Я имела дерзость подумать вслух, что ему не помешало бы искупаться.
– Дорогая моя, – сердито сказала бабушка, – такого человека, как он, отмыть от грязи легче, чем злое сердце.
– А разве у меня злое сердце? – растерянно спросила я.
– Да нет же, слава богу, – ответила бабушка. – Но, сама того не сознавая, ты сказала вещь очень нехорошую. Этот юноша сегодня утром спас тебе жизнь, а ты даже и не думаешь о том, что, возвращаясь вечером домой, он подвергает опасности свою собственную жизнь.
– Но зачем же он подвергает ее опасности? Он вполне мог бы остаться у нас до завтра.
– Но его дядя беспокоился бы и волновался за него всю ночь, а ты видишь, что Фрюманс любит своего дядю пуще собственной жизни.
Я поняла, что бабушка дала мне хороший урок.
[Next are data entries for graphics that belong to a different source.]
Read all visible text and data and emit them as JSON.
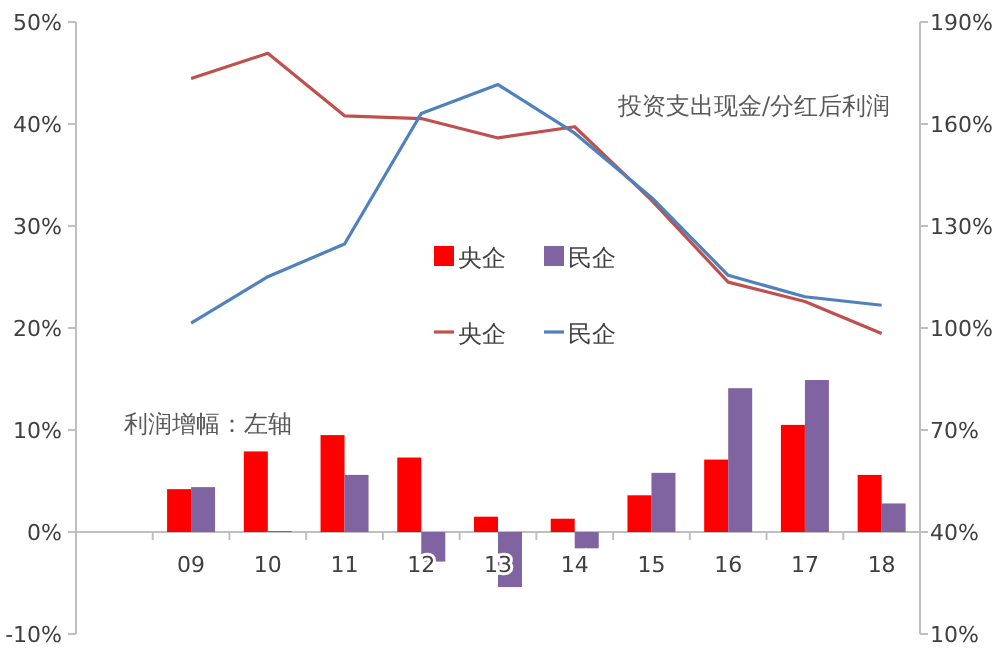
{
  "chart_data": {
    "type": "bar",
    "categories": [
      null,
      "09",
      "10",
      "11",
      "12",
      "13",
      "14",
      "15",
      "16",
      "17",
      "18"
    ],
    "series": [
      {
        "name": "央企",
        "color": "#ff0000",
        "values": [
          null,
          4.2,
          7.9,
          9.5,
          7.3,
          1.5,
          1.3,
          3.6,
          7.1,
          10.5,
          5.6
        ]
      },
      {
        "name": "民企",
        "color": "#8064a2",
        "values": [
          null,
          4.4,
          0.1,
          5.6,
          -2.9,
          -5.4,
          -1.6,
          5.8,
          14.1,
          14.9,
          2.8
        ]
      },
      {
        "name": "央企",
        "type": "line",
        "axis": "y2",
        "color": "#c0504d",
        "values": [
          null,
          173.4,
          180.8,
          162.4,
          161.6,
          155.9,
          159.2,
          137.6,
          113.5,
          107.8,
          98.4
        ]
      },
      {
        "name": "民企",
        "type": "line",
        "axis": "y2",
        "color": "#4f81bd",
        "values": [
          null,
          101.4,
          115.1,
          124.7,
          163.1,
          171.6,
          157.3,
          138.4,
          115.5,
          109.2,
          106.7
        ]
      }
    ],
    "ylim": [
      -10,
      50
    ],
    "yticks": [
      {
        "value": -10,
        "label": "-10%"
      },
      {
        "value": 0,
        "label": "0%"
      },
      {
        "value": 10,
        "label": "10%"
      },
      {
        "value": 20,
        "label": "20%"
      },
      {
        "value": 30,
        "label": "30%"
      },
      {
        "value": 40,
        "label": "40%"
      },
      {
        "value": 50,
        "label": "50%"
      }
    ],
    "y2lim": [
      10,
      190
    ],
    "y2ticks": [
      {
        "value": 10,
        "label": "10%"
      },
      {
        "value": 40,
        "label": "40%"
      },
      {
        "value": 70,
        "label": "70%"
      },
      {
        "value": 100,
        "label": "100%"
      },
      {
        "value": 130,
        "label": "130%"
      },
      {
        "value": 160,
        "label": "160%"
      },
      {
        "value": 190,
        "label": "190%"
      }
    ],
    "annotations": [
      "投资支出现金/分红后利润",
      "利润增幅：左轴"
    ],
    "legend": "center",
    "grid": false
  }
}
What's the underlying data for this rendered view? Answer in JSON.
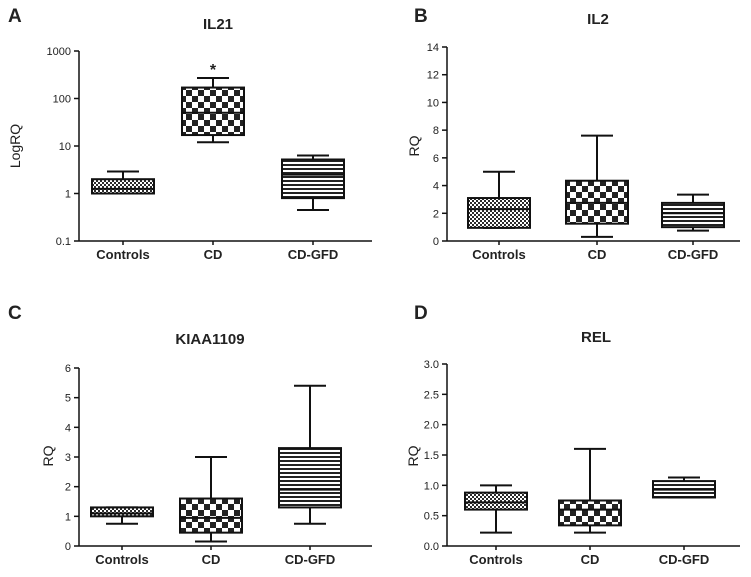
{
  "chart_data": [
    {
      "type": "box",
      "panel": "A",
      "title": "IL21",
      "ylabel": "LogRQ",
      "yscale": "log",
      "ylim": [
        0.1,
        1000
      ],
      "yticks": [
        0.1,
        1,
        10,
        100,
        1000
      ],
      "ytick_labels": [
        "0.1",
        "1",
        "10",
        "100",
        "1000"
      ],
      "categories": [
        "Controls",
        "CD",
        "CD-GFD"
      ],
      "boxes": [
        {
          "min": 1.0,
          "q1": 1.0,
          "median": 1.25,
          "q3": 2.0,
          "max": 2.9,
          "pattern": "dots"
        },
        {
          "min": 12,
          "q1": 17,
          "median": 50,
          "q3": 170,
          "max": 270,
          "pattern": "checker"
        },
        {
          "min": 0.45,
          "q1": 0.8,
          "median": 2.5,
          "q3": 5.2,
          "max": 6.3,
          "pattern": "stripes"
        }
      ],
      "annotations": [
        {
          "category": "CD",
          "text": "*"
        }
      ]
    },
    {
      "type": "box",
      "panel": "B",
      "title": "IL2",
      "ylabel": "RQ",
      "yscale": "linear",
      "ylim": [
        0,
        14
      ],
      "yticks": [
        0,
        2,
        4,
        6,
        8,
        10,
        12,
        14
      ],
      "ytick_labels": [
        "0",
        "2",
        "4",
        "6",
        "8",
        "10",
        "12",
        "14"
      ],
      "categories": [
        "Controls",
        "CD",
        "CD-GFD"
      ],
      "boxes": [
        {
          "min": 0.95,
          "q1": 0.95,
          "median": 2.3,
          "q3": 3.1,
          "max": 5.0,
          "pattern": "dots"
        },
        {
          "min": 0.3,
          "q1": 1.25,
          "median": 2.75,
          "q3": 4.35,
          "max": 7.6,
          "pattern": "checker"
        },
        {
          "min": 0.75,
          "q1": 1.0,
          "median": 2.0,
          "q3": 2.75,
          "max": 3.35,
          "pattern": "stripes"
        }
      ],
      "annotations": []
    },
    {
      "type": "box",
      "panel": "C",
      "title": "KIAA1109",
      "ylabel": "RQ",
      "yscale": "linear",
      "ylim": [
        0,
        6
      ],
      "yticks": [
        0,
        1,
        2,
        3,
        4,
        5,
        6
      ],
      "ytick_labels": [
        "0",
        "1",
        "2",
        "3",
        "4",
        "5",
        "6"
      ],
      "categories": [
        "Controls",
        "CD",
        "CD-GFD"
      ],
      "boxes": [
        {
          "min": 0.75,
          "q1": 1.0,
          "median": 1.1,
          "q3": 1.3,
          "max": 1.3,
          "pattern": "dots"
        },
        {
          "min": 0.15,
          "q1": 0.45,
          "median": 0.95,
          "q3": 1.6,
          "max": 3.0,
          "pattern": "checker"
        },
        {
          "min": 0.75,
          "q1": 1.3,
          "median": 1.9,
          "q3": 3.3,
          "max": 5.4,
          "pattern": "stripes"
        }
      ],
      "annotations": []
    },
    {
      "type": "box",
      "panel": "D",
      "title": "REL",
      "ylabel": "RQ",
      "yscale": "linear",
      "ylim": [
        0,
        3.0
      ],
      "yticks": [
        0,
        0.5,
        1.0,
        1.5,
        2.0,
        2.5,
        3.0
      ],
      "ytick_labels": [
        "0.0",
        "0.5",
        "1.0",
        "1.5",
        "2.0",
        "2.5",
        "3.0"
      ],
      "categories": [
        "Controls",
        "CD",
        "CD-GFD"
      ],
      "boxes": [
        {
          "min": 0.22,
          "q1": 0.6,
          "median": 0.72,
          "q3": 0.88,
          "max": 1.0,
          "pattern": "dots"
        },
        {
          "min": 0.22,
          "q1": 0.34,
          "median": 0.6,
          "q3": 0.75,
          "max": 1.6,
          "pattern": "checker"
        },
        {
          "min": 0.8,
          "q1": 0.8,
          "median": 0.93,
          "q3": 1.07,
          "max": 1.13,
          "pattern": "stripes"
        }
      ],
      "annotations": []
    }
  ]
}
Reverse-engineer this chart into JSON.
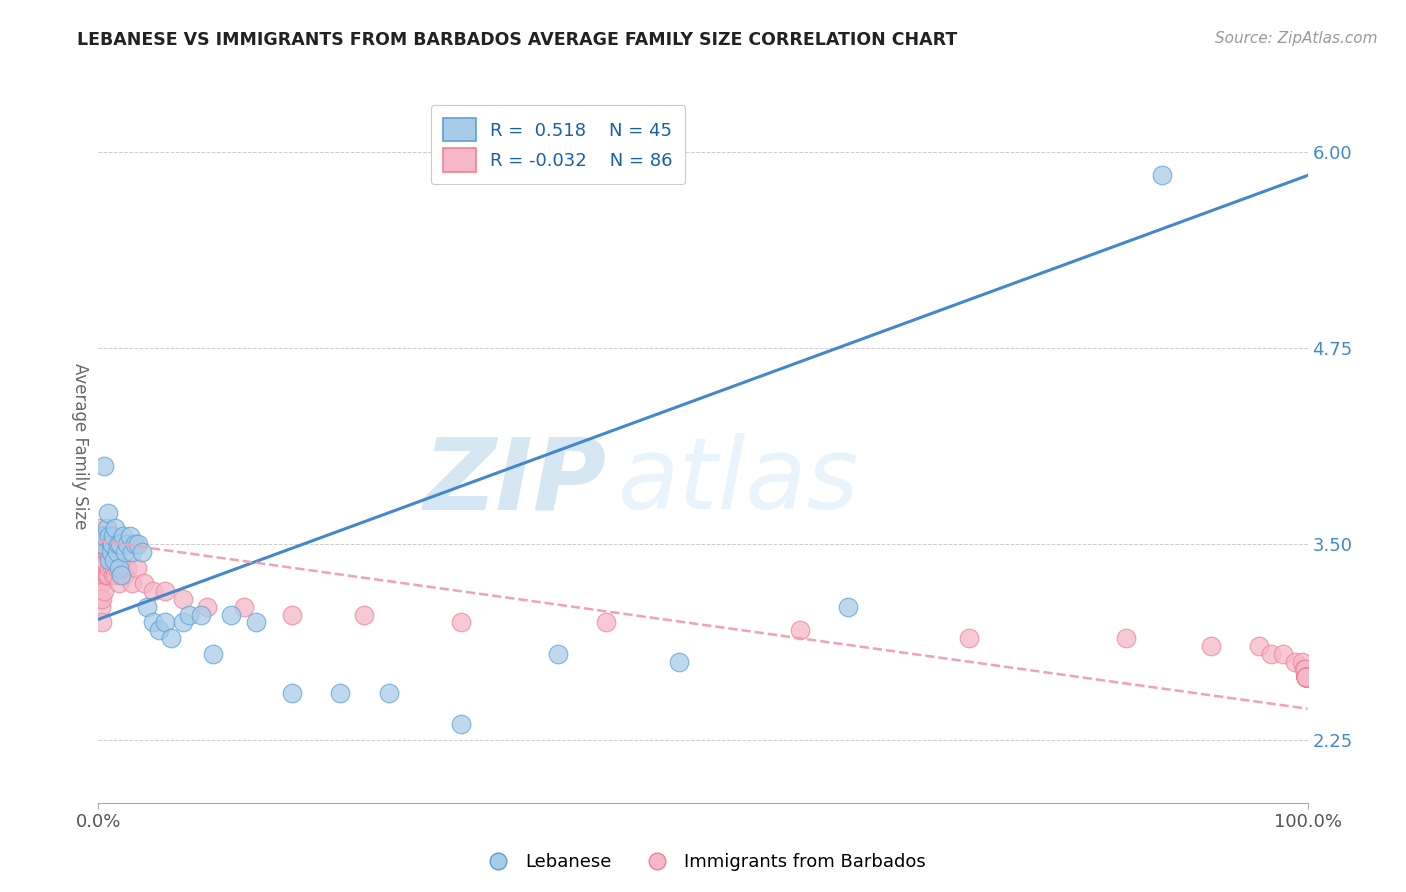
{
  "title": "LEBANESE VS IMMIGRANTS FROM BARBADOS AVERAGE FAMILY SIZE CORRELATION CHART",
  "source_text": "Source: ZipAtlas.com",
  "ylabel": "Average Family Size",
  "xlim": [
    0,
    1.0
  ],
  "ylim": [
    1.85,
    6.4
  ],
  "ytick_labels": [
    "2.25",
    "3.50",
    "4.75",
    "6.00"
  ],
  "ytick_values": [
    2.25,
    3.5,
    4.75,
    6.0
  ],
  "watermark_zip": "ZIP",
  "watermark_atlas": "atlas",
  "legend_r1": "R =  0.518",
  "legend_n1": "N = 45",
  "legend_r2": "R = -0.032",
  "legend_n2": "N = 86",
  "color_blue": "#a8cce8",
  "color_pink": "#f4b8c8",
  "color_blue_edge": "#5a9fd4",
  "color_pink_edge": "#f08098",
  "color_line_blue": "#4488cc",
  "color_line_pink": "#f0a0b8",
  "color_ytick": "#4488cc",
  "label_lebanese": "Lebanese",
  "label_barbados": "Immigrants from Barbados",
  "blue_line_x0": 0.0,
  "blue_line_y0": 3.02,
  "blue_line_x1": 1.0,
  "blue_line_y1": 5.85,
  "pink_line_x0": 0.0,
  "pink_line_y0": 3.52,
  "pink_line_x1": 1.0,
  "pink_line_y1": 2.45,
  "blue_x": [
    0.003,
    0.005,
    0.005,
    0.007,
    0.008,
    0.009,
    0.009,
    0.01,
    0.01,
    0.011,
    0.012,
    0.013,
    0.014,
    0.015,
    0.016,
    0.017,
    0.018,
    0.019,
    0.02,
    0.022,
    0.024,
    0.026,
    0.028,
    0.03,
    0.033,
    0.036,
    0.04,
    0.045,
    0.05,
    0.055,
    0.06,
    0.07,
    0.075,
    0.085,
    0.095,
    0.11,
    0.13,
    0.16,
    0.2,
    0.24,
    0.3,
    0.38,
    0.48,
    0.62,
    0.88
  ],
  "blue_y": [
    3.5,
    4.0,
    3.55,
    3.6,
    3.7,
    3.4,
    3.55,
    3.5,
    3.45,
    3.5,
    3.55,
    3.4,
    3.6,
    3.45,
    3.5,
    3.35,
    3.5,
    3.3,
    3.55,
    3.45,
    3.5,
    3.55,
    3.45,
    3.5,
    3.5,
    3.45,
    3.1,
    3.0,
    2.95,
    3.0,
    2.9,
    3.0,
    3.05,
    3.05,
    2.8,
    3.05,
    3.0,
    2.55,
    2.55,
    2.55,
    2.35,
    2.8,
    2.75,
    3.1,
    5.85
  ],
  "pink_x": [
    0.001,
    0.001,
    0.001,
    0.001,
    0.001,
    0.001,
    0.001,
    0.001,
    0.002,
    0.002,
    0.002,
    0.002,
    0.002,
    0.002,
    0.003,
    0.003,
    0.003,
    0.003,
    0.003,
    0.003,
    0.004,
    0.004,
    0.004,
    0.005,
    0.005,
    0.005,
    0.006,
    0.006,
    0.007,
    0.007,
    0.008,
    0.008,
    0.009,
    0.01,
    0.011,
    0.012,
    0.013,
    0.014,
    0.015,
    0.017,
    0.019,
    0.021,
    0.024,
    0.028,
    0.032,
    0.038,
    0.045,
    0.055,
    0.07,
    0.09,
    0.12,
    0.16,
    0.22,
    0.3,
    0.42,
    0.58,
    0.72,
    0.85,
    0.92,
    0.96,
    0.97,
    0.98,
    0.99,
    0.995,
    0.997,
    0.998,
    0.999,
    0.999,
    0.999,
    0.999,
    0.999,
    0.999,
    0.999,
    0.999,
    0.999,
    0.999,
    0.999,
    0.999,
    0.999,
    0.999,
    0.999,
    0.999,
    0.999,
    0.999,
    0.999,
    0.999,
    0.999
  ],
  "pink_y": [
    3.6,
    3.5,
    3.4,
    3.3,
    3.55,
    3.45,
    3.25,
    3.15,
    3.55,
    3.5,
    3.45,
    3.35,
    3.25,
    3.1,
    3.55,
    3.45,
    3.35,
    3.25,
    3.15,
    3.0,
    3.5,
    3.4,
    3.3,
    3.5,
    3.4,
    3.2,
    3.45,
    3.3,
    3.45,
    3.3,
    3.45,
    3.3,
    3.35,
    3.4,
    3.35,
    3.3,
    3.35,
    3.3,
    3.35,
    3.25,
    3.35,
    3.3,
    3.35,
    3.25,
    3.35,
    3.25,
    3.2,
    3.2,
    3.15,
    3.1,
    3.1,
    3.05,
    3.05,
    3.0,
    3.0,
    2.95,
    2.9,
    2.9,
    2.85,
    2.85,
    2.8,
    2.8,
    2.75,
    2.75,
    2.7,
    2.7,
    2.65,
    2.65,
    2.65,
    2.65,
    2.65,
    2.65,
    2.65,
    2.65,
    2.65,
    2.65,
    2.65,
    2.65,
    2.65,
    2.65,
    2.65,
    2.65,
    2.65,
    2.65,
    2.65,
    2.65,
    2.65
  ]
}
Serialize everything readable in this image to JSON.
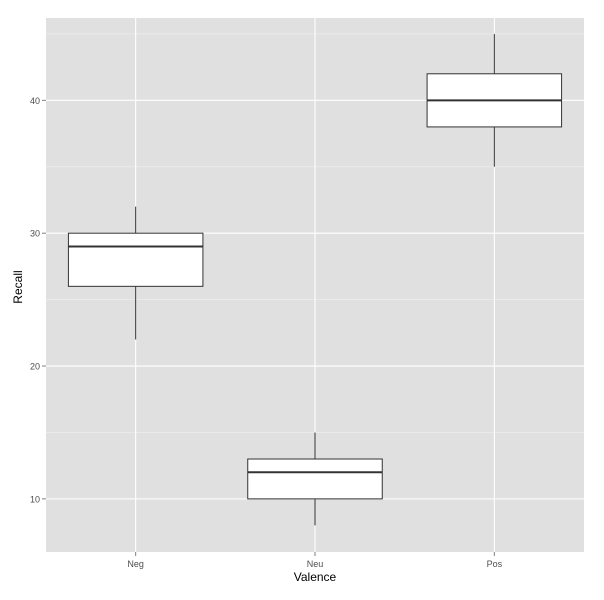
{
  "chart_data": {
    "type": "boxplot",
    "title": "",
    "xlabel": "Valence",
    "ylabel": "Recall",
    "categories": [
      "Neg",
      "Neu",
      "Pos"
    ],
    "boxes": [
      {
        "category": "Neg",
        "whisker_low": 22,
        "q1": 26,
        "median": 29,
        "q3": 30,
        "whisker_high": 32
      },
      {
        "category": "Neu",
        "whisker_low": 8,
        "q1": 10,
        "median": 12,
        "q3": 13,
        "whisker_high": 15
      },
      {
        "category": "Pos",
        "whisker_low": 35,
        "q1": 38,
        "median": 40,
        "q3": 42,
        "whisker_high": 45
      }
    ],
    "ylim": [
      6,
      46.2
    ],
    "y_ticks": [
      10,
      20,
      30,
      40
    ],
    "grid": true,
    "panel_background": "#e0e0e0",
    "grid_color": "#ffffff",
    "box_fill": "#ffffff",
    "box_stroke": "#333333",
    "tick_label_color": "#4d4d4d"
  }
}
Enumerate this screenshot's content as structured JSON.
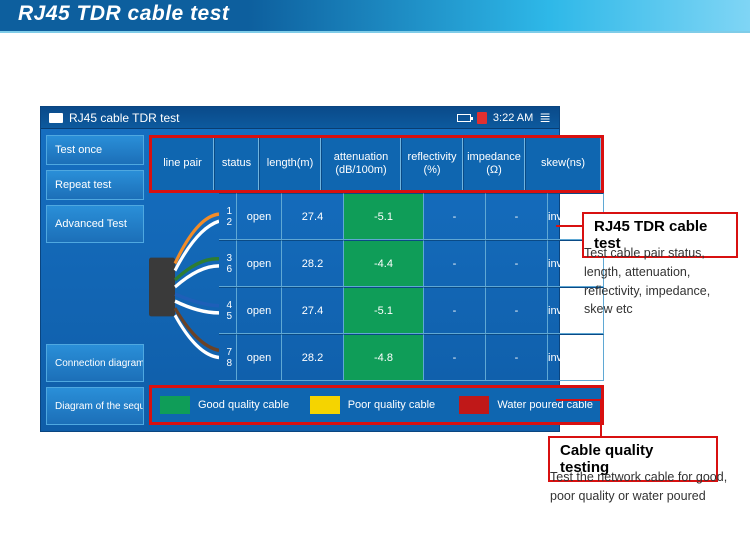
{
  "banner": {
    "title": "RJ45 TDR cable test"
  },
  "statusbar": {
    "title": "RJ45 cable TDR test",
    "time": "3:22 AM"
  },
  "sidebar": {
    "items": [
      {
        "label": "Test once"
      },
      {
        "label": "Repeat test"
      },
      {
        "label": "Advanced Test"
      }
    ],
    "bottom": [
      {
        "label": "Connection diagram"
      },
      {
        "label": "Diagram of the sequence"
      }
    ]
  },
  "table": {
    "headers": [
      "line pair",
      "status",
      "length(m)",
      "attenuation (dB/100m)",
      "reflectivity (%)",
      "impedance (Ω)",
      "skew(ns)"
    ],
    "rows": [
      {
        "pair": [
          "1",
          "2"
        ],
        "status": "open",
        "length": "27.4",
        "att": "-5.1",
        "refl": "-",
        "imp": "-",
        "skew": "invalidation",
        "wire_colors": [
          "#f28c28",
          "#ffffff"
        ]
      },
      {
        "pair": [
          "3",
          "6"
        ],
        "status": "open",
        "length": "28.2",
        "att": "-4.4",
        "refl": "-",
        "imp": "-",
        "skew": "invalidation",
        "wire_colors": [
          "#2e7d32",
          "#ffffff"
        ]
      },
      {
        "pair": [
          "4",
          "5"
        ],
        "status": "open",
        "length": "27.4",
        "att": "-5.1",
        "refl": "-",
        "imp": "-",
        "skew": "invalidation",
        "wire_colors": [
          "#1e5fb8",
          "#ffffff"
        ]
      },
      {
        "pair": [
          "7",
          "8"
        ],
        "status": "open",
        "length": "28.2",
        "att": "-4.8",
        "refl": "-",
        "imp": "-",
        "skew": "invalidation",
        "wire_colors": [
          "#6b4226",
          "#ffffff"
        ]
      }
    ],
    "accent_col": 3,
    "accent_color": "#0f9d58"
  },
  "legend": {
    "items": [
      {
        "color": "#0f9d58",
        "label": "Good quality cable"
      },
      {
        "color": "#f5d400",
        "label": "Poor quality cable"
      },
      {
        "color": "#c01818",
        "label": "Water poured cable"
      }
    ]
  },
  "callouts": [
    {
      "title": "RJ45 TDR cable test",
      "text": "Test cable pair status, length, attenuation, reflectivity, impedance, skew etc"
    },
    {
      "title": "Cable quality testing",
      "text": "Test the network cable for good, poor quality or water poured"
    }
  ],
  "colors": {
    "red": "#d81010",
    "banner": "#0d5f9e",
    "cyan": "#2eb8e8",
    "device_bg_top": "#1670c2",
    "device_bg_bot": "#0f5da8"
  }
}
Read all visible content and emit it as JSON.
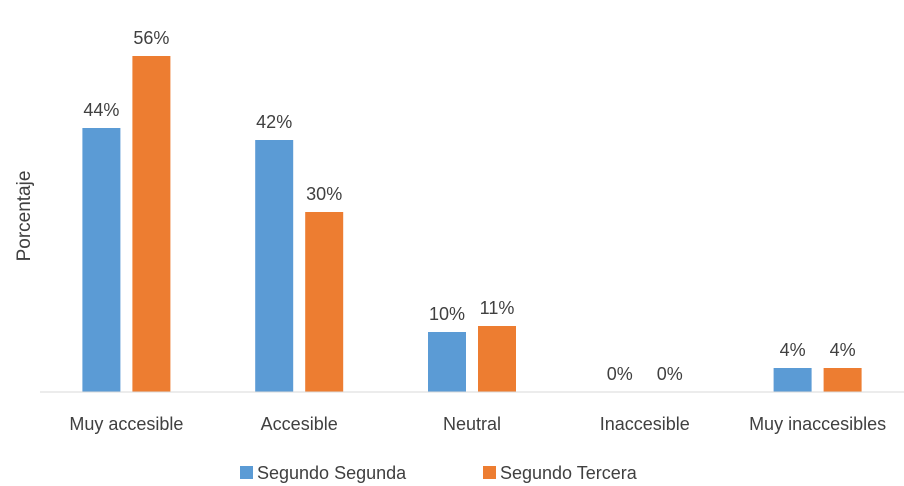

Она давала мне обычно уроки не прямо, а косвенно, и я их прекрасно понимала. Но Дениза чуть ли не боготворила меня, и раз одна потакала всем моим слабостям, я готова была оказывать сопротивление другой. Это, может быть, толкало меня даже на путь неблагодарности, наперекор моим природным склонностям, которые отнюдь не были уж такими плохими. Возможно также, что в раннем детстве я испытала много страданий, и во мне осталась какая-то раздражительность, непонятная мне самой.
В следующее воскресенье у нас вновь появился аббат Костель, и бабушка стала выговаривать ему за то, что он не взял с собой племянника.
– Он помог бы вам служить мессу гораздо лучше, чем мой садовник, – говорила она, – и нам бы доставило удовольствие видеть его у себя. Мы его как-то очень полюбили.
Священник ответил, что его племянник где-то неподалеку, ибо, видя, что дядя еще немного хромает, славный юноша вызвался проводить его до брода, но что он слишком стеснителен, чтобы прийти в замок без приглашения.
– Надо пойти за ним! – воскликнула бабушка. – Я сейчас отправлю туда Мишеля.
И, многозначительно взглянув на меня, она добавила:
– Он вел себя героем по отношению к моей внучке, а Люсьена не такое уж неблагодарное создание.
Я сразу поняла этот упрек и, скорее из чувства гордости, чем доброты, попросила разрешения пойти вместе с Мишелем, чтобы передать приглашение бабушки господину Фрюмансу.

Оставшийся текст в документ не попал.